今回は"世界一有名な美女"ともいわれるあの人について。
そう、みなさんご存じモナ・リザさんです。たとえ美術に興味がなくとも、誰もが見たことがあることでしょう。世界一有名な絵画と言っても過言ではないかもしれません。
この<モナ・リザ>が飾られたルーヴル美術館の展示室には、世界中からこの絵を求めて多くの観光客が人だかりを作りました。また、1974年に日本にこの絵がやってきた時には、展示された国立西洋美術館の来館者数が150万人を記録するなど大盛況となりました。
<モナ・リザ>は人々をひきつけてやまない、まさに名画中の名画なのです。
ですがこのモナ・リザ、結局何がそんなにすごいのでしょうか。傑作だといわれても、どこがどう傑作なのか、いまいちピンと来ないような気さえします。
今回はそんな「モナ・リザのどこがすごいのか」「なぜみんなモナ・リザを褒め称えるのか」を、3つのポイントに分けてご紹介したいと思います。
モナ・リザとは?
最初にこの絵について基本的なことを見てみましょう。
<モナ・リザ>はルネサンス期のイタリアの画家レオナルド・ダ・ヴィンチによって、1503年頃から数年の歳月をかけて描かれた人物画です。縦77cm×横53cmと小さい木の板に油彩で描かれています。
タイトルの<モナ・リザ>はダ・ヴィンチ本人によって名付けられたものでなく、後世に便宜的に名付けられたもの。
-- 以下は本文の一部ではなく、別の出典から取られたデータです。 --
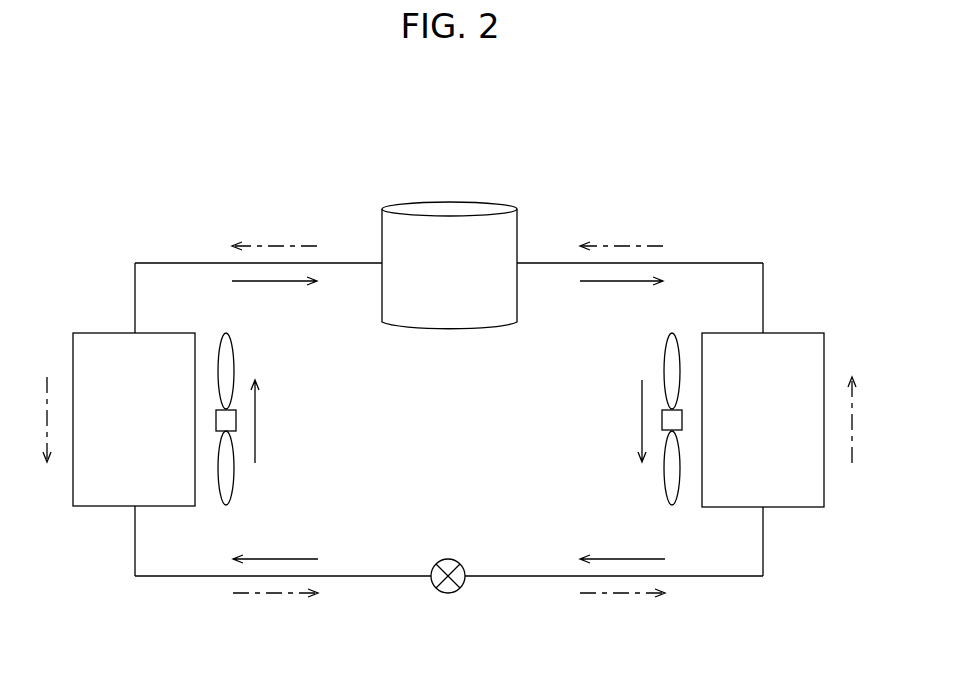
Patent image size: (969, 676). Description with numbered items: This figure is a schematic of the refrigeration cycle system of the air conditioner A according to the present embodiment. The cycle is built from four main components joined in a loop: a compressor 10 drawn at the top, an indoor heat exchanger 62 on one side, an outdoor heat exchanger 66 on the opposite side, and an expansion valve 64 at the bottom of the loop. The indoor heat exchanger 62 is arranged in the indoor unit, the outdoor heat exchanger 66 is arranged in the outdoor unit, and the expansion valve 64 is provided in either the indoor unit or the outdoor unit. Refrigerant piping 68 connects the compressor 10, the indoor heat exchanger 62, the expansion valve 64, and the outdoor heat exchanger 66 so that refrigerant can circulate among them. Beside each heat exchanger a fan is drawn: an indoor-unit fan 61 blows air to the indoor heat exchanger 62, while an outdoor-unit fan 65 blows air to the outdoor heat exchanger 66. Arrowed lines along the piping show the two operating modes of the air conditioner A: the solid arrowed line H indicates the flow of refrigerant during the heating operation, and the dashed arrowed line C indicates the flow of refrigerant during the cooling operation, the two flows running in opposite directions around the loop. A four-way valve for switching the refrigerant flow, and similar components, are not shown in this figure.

The compressor 10 is at (472, 203).
The outdoor heat exchanger 66 is at (91, 333).
The outdoor-unit fan 65 is at (236, 481).
The indoor heat exchanger 62 is at (805, 333).
The indoor-unit fan 61 is at (660, 480).
The expansion valve 64 is at (450, 559).
The refrigerant piping 68 is at (726, 263).
The air conditioner A is at (720, 151).
The arrowed line indicating refrigerant flow during cooling operation C is at (650, 247).
The arrowed line indicating refrigerant flow during heating operation H is at (601, 284).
<モナ・リザ>の”モナ”とはイタリア語で「婦人」(原語では"Monna")という意味があります。フランスやイタリアでは、描かれているとされる人物の旦那の名字をとって<ラ・ジョコンダ>(ジョコンダ婦人)と呼ばれるのが一般的です。
ではなぜこの1人の人物を描いた作品がこんなにもすごいといわれるのでしょうか。
1.技術がすごい!
まず第一に類まれなる作品の完成度にそのすごさがあるといえます。
ダ・ヴィンチは<モナ・リザ>を描く際、スフマートという技法を用いました。スフマートとはイタリア語で「ぼかした」「煙がかった」などという意味のある言葉で、輪郭をぼかして物体を色の境界が分からないように柔らかく描く技術です。
ダ・ヴィンチはこのスフマート技法に非常に長け、筆をどう動かしたか跡すら残らないような緻密な重ね塗りによって<モナ・リザ>の顔に神秘的な表情を与えました。
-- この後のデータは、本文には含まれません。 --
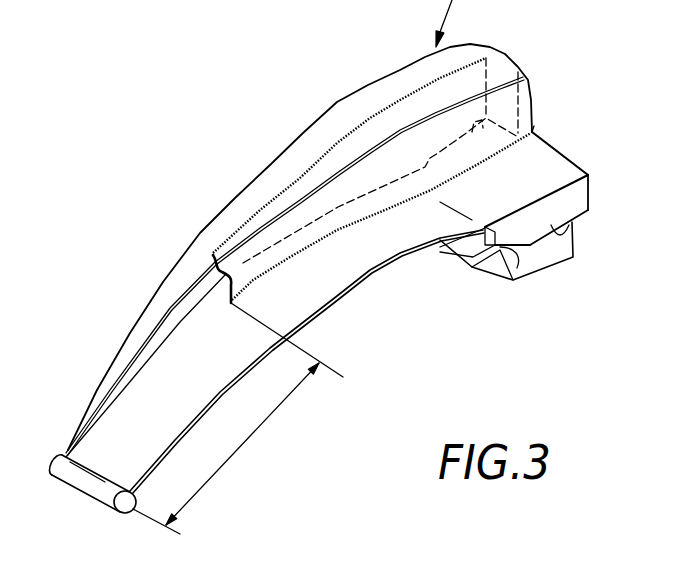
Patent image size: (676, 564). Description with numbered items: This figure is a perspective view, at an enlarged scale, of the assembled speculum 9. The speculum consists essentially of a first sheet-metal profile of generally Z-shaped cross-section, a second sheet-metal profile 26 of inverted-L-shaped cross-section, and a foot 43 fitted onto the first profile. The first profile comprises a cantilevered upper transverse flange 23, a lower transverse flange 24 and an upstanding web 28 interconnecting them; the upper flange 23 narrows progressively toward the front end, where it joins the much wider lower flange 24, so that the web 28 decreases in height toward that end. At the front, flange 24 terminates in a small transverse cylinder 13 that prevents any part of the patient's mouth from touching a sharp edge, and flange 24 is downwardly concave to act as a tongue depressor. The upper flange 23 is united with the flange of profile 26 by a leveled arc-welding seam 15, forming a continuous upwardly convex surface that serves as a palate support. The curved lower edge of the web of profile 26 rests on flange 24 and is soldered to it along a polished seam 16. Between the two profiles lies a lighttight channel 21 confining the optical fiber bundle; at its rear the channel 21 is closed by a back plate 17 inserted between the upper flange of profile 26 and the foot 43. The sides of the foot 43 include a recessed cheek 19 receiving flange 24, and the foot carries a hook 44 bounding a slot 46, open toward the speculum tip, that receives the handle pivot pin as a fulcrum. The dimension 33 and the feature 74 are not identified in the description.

顔に注目してみると、目のくぼみや口元が、ぼやけた黒い陰影によって表されていることが分かります。
<モナ・リザ>の持つ本質的な魅力はダ・ヴィンチの持つ卓越した技術によるものなのです。
2.謎が深い!
ダン・ブラウンによる小説『ダ・ヴィンチ・コード』がかつて話題になったように、<モナ・リザ>が人々をひきつけるのには、そこに潜む“謎”も関係しています。
最も大きな謎は、「描かれている女性は誰なのか」というものです。
<モナ・リザ>と呼ばれる理由となったリザ・ジェラルディーニ(ジョコンダ夫人)のほかにも、ダ・ヴィンチのパトロンであった「ジュリアーノ・デ・メディチの愛人説」、マントヴァ公妃の「イザベラ・デステ説」、はたまた「レオナルド自身説」など、<モナ・リザ>のモデルには数多くの説が存在しています。
最新の研究では、リザ・ジェラルディーニが最も有力だと考えられていますが、モデルの謎以外にも「背景はどこなのか」「下地には何が描かれているのか」といった疑問など、われわれを悩ませる疑問や謎は多く残っているのです。
3.評価されている!
「すごいといわれるものはすごく見える」というのはどの分野でもいえることです。もしかしたら同じことが、この<モナ・リザ>でもいえるかもしれません。
16世紀のルネサンスを代表する画家・建築家に、ジョルジョ・ヴァザーリという人物がいます。ヴァザーリは美術史家のはしりともいわれる人物で、当時の有名な芸術家の伝記をまとめた著書『芸術家列伝』の中で、レオナルド・ダ・ヴィンチをルネサンス最大の画家とし、<モナ・リザ>を最高傑作だと評価しているのです。
ヴァザーリの著作は美術史を語る上で今日でも欠かせないものであり、彼のダ・ヴィンチに対する評価が現在に影響を与えていることは間違いありません。
また、19世紀のイギリスの作家ウォルター・ペイターが著作『ルネサンス』の中で<モナ・リザ>をべた褒めし、その『ルネサンス』を「黄金の書」だとオスカー・ワイルドが絶賛したことから<モナ・リザ>がダ・ヴィンチの代表作として認知され、今のイメージにつながったともいわれています。
実のところ<モナ・リザ>がここまで有名になったのはここ100年くらいのことです。それ以前はダ・ヴィンチといえば<最後の晩餐>の方が有名でした。
絵に関する多くの逸話や魅力、それを伝えた著作家や批評家たちによって、<モナ・リザ>はここまで有名な絵画になったのだともいえるのです。
<モナ・リザ>がすごいと言われ、褒めたたえられる理由は、もちろん絵の完成度や技術もありますが、絵にまつわる謎やそれに魅了された人々、絵を評価し後世に伝えた先人の物語があるからなんですね。